Pada prinsipnya, secara syar’i terdapat tiga kategorisasi masyarakat yang mensikapi hal ini. Menganggap poligami sebagai sunnah Rasulullah, menganggap poligami sebagai suatu entitas-normatif-religius yang bersifat riil tapi bukan berarti sesuatu yang wajib dilakukan, dan yang terakhir ada entitas sosial yang menganggap poligami sebagai bentuk salah kaprah pemahaman ajaran normatif-religius agama (Islam), untuk tidak menyebut sebagai bentuk ekspoloitasi syahwat dengan berlindung dibalik agama.[7] Ketiga kategori pendapat ini terlihat secara nyata dari diskusi-diskusi facebookers ketika topik poligami dijadikan isu diskusi.

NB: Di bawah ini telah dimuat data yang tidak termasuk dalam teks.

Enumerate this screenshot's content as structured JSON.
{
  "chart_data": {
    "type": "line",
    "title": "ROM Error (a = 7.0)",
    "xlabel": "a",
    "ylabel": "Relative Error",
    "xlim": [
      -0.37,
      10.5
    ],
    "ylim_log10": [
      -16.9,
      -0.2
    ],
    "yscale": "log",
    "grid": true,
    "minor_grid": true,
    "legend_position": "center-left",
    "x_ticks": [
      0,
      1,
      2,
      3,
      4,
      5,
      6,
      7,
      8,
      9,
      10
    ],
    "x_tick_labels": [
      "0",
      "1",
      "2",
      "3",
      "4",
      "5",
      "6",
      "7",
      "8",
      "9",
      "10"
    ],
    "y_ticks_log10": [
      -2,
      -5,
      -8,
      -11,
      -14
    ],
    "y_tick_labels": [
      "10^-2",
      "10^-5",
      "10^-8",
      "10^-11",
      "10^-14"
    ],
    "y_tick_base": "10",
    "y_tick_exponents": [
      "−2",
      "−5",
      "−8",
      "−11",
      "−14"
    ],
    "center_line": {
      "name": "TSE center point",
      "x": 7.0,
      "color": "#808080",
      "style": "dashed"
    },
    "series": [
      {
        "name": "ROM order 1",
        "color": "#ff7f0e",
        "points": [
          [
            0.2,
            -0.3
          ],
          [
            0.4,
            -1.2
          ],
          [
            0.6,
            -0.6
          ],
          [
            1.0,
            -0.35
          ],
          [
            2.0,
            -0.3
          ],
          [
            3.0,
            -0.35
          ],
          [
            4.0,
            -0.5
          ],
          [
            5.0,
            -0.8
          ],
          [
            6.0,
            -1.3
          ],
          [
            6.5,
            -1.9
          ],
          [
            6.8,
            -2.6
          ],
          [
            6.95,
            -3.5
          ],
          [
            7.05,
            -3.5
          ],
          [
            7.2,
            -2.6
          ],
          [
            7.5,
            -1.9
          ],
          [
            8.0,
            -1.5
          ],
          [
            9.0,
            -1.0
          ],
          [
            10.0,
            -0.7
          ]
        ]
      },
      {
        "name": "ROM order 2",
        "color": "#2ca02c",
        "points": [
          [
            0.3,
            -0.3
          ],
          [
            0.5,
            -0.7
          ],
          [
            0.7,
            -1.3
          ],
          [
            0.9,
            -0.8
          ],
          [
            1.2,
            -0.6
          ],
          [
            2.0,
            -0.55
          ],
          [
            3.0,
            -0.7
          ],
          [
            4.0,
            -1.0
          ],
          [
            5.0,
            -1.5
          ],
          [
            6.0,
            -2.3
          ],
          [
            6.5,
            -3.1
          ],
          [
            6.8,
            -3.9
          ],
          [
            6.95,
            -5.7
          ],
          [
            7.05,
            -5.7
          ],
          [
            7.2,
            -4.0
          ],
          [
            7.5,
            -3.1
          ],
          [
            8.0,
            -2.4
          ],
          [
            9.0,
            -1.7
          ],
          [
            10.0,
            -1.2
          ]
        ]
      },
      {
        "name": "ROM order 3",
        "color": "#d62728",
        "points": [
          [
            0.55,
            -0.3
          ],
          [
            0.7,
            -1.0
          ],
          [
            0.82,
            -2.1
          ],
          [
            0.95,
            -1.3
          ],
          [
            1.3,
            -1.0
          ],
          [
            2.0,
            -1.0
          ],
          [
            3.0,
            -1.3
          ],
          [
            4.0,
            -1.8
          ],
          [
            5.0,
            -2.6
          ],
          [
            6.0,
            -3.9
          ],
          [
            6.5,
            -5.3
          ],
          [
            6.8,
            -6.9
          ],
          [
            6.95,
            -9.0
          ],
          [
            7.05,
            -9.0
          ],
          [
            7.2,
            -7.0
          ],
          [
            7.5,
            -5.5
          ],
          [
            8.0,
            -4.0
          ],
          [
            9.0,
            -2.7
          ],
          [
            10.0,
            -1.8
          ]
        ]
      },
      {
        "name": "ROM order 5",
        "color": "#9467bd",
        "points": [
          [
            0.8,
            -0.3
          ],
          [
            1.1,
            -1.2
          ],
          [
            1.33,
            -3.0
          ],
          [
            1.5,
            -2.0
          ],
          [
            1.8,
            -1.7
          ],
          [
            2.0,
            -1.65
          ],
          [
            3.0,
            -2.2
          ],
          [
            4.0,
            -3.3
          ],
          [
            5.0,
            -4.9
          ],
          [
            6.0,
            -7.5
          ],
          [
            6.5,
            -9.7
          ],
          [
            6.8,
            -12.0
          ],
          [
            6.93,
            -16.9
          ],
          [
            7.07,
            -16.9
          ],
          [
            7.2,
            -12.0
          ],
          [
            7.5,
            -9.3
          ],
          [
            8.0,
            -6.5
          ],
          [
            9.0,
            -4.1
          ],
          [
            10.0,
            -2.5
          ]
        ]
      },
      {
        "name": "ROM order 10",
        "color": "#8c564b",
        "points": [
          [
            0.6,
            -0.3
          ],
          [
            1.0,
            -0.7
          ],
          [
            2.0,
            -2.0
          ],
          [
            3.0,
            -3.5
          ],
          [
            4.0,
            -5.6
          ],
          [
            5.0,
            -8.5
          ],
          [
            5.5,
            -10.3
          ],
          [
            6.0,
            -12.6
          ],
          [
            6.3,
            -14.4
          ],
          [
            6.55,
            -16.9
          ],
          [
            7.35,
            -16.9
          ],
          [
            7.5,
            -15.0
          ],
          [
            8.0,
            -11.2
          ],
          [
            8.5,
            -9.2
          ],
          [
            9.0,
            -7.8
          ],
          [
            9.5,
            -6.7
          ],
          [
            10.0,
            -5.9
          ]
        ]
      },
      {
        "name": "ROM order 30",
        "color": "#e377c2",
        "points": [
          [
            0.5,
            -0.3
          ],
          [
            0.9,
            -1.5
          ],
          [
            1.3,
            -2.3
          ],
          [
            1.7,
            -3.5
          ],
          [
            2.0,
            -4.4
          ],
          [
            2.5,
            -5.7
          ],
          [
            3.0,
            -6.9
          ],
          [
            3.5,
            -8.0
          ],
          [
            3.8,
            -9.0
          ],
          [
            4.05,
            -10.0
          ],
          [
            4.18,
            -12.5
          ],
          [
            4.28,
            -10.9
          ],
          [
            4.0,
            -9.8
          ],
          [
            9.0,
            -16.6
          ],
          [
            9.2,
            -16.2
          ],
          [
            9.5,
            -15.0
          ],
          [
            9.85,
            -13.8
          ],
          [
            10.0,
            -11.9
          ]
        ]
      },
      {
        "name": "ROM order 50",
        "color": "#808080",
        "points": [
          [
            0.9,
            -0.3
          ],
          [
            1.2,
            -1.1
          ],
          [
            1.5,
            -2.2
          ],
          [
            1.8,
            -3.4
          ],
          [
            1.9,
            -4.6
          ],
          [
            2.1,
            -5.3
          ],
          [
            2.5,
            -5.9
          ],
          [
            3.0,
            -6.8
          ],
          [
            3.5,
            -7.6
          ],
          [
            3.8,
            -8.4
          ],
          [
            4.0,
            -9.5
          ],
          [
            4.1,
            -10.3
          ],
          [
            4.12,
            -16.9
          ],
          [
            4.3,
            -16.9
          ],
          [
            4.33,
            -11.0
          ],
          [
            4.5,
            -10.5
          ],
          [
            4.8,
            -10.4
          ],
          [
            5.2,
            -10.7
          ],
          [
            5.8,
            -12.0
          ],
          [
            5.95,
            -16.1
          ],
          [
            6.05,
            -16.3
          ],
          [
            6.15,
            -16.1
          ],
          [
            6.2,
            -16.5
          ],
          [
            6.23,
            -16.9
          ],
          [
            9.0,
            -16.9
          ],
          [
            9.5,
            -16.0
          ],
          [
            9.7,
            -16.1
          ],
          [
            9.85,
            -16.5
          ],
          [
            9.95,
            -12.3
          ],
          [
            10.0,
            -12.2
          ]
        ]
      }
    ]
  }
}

Dengan dinamis dan mudahnya Facebook mengakomodir diskusi sensitif ini – tentunya dengan kelebihan sources yang dimilikinya, sebagaimana yang telah dipaparkan sebelumnya – membuat isu poligami menjadi sangat dinamis dan hangat di jejaring sosial facebook. Para facebookers merasa bebas mengemukakan pendapat mereka secara bernas, nyeleneh bahkan terkesan melawan mainstream fiqh yang telah menjadi konsensus ditengah-tengah masyarakat. Melalui teks-teks yang mereka up-load, facebookers telah mampu membentuk wacana dan mempengaruhi opini masyarakat – untuk tidak menyebutkan ”pencerdasan alternatif” – bagi masyarakat (Islam) Indonesia pada umumnya.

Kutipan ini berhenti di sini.